Drogba himself is making steps into his next role in football and was speaking ahead of a potential momentous day.
The former Ivory Coast international is one of six candidates in the running to be next president of the country’s football federation (FIF).
A process that was originally scheduled to take place in September 2020 but has been delayed for numerous reasons, the candidates will finally face a vote on April 23.
Ahead of the vote, Drogba told CNN that he is “really confident” of being voted to a position where he hopes to “unite around a vision of a football that brings us together and leads us to victories.”
Drogba – who earned more than 100 caps for the Ivory Coast national team and played in the 2006 and 2010 World Cups – believes that a more organized national set up can lead to more success on the pitch.
“I’ve been around many, many countries, many continents, and I’ve seen a lot, a lot of African talent everywhere I’ve been,” he said. “Just look at the France national team who won the World Cup (in 2018).
“I would say 70-80% of them are not born in Africa, but originally from Africa, from the parents or they’re born in Africa. And then they went to France, like at a very young age. We have those talents here.
“What we don’t really do is to put a team around them to let them understand that they have the qualities. It’s just a question of organization.

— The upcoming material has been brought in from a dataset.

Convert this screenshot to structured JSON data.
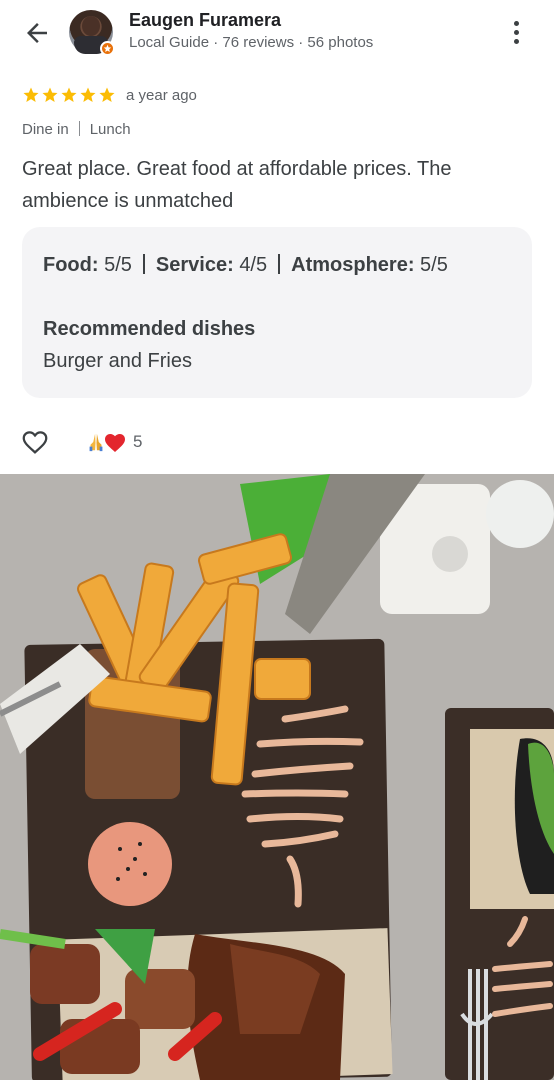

Drogba says he faced opposition to standing for election, saying his presence was “disturbing” the “system (that) was in place for more than 25 years.”
Beyond reorganizing the national team system, Drogba also points to revolutionizing the woman’s side of the game in the country, as well as players being paid on time, if he was to be elected.
“We don’t have a women’ league. The women’s league is played in two weeks,” he said.
“You have to know that here the players are paid less and $25-30 a month when they are paid. And so what do they do?
“And this doesn’t sound logical to me, and that’s one of the reasons why I come into the game and I surprised everyone.
“And they’re not ready for my candidacy because obviously the population is behind me.”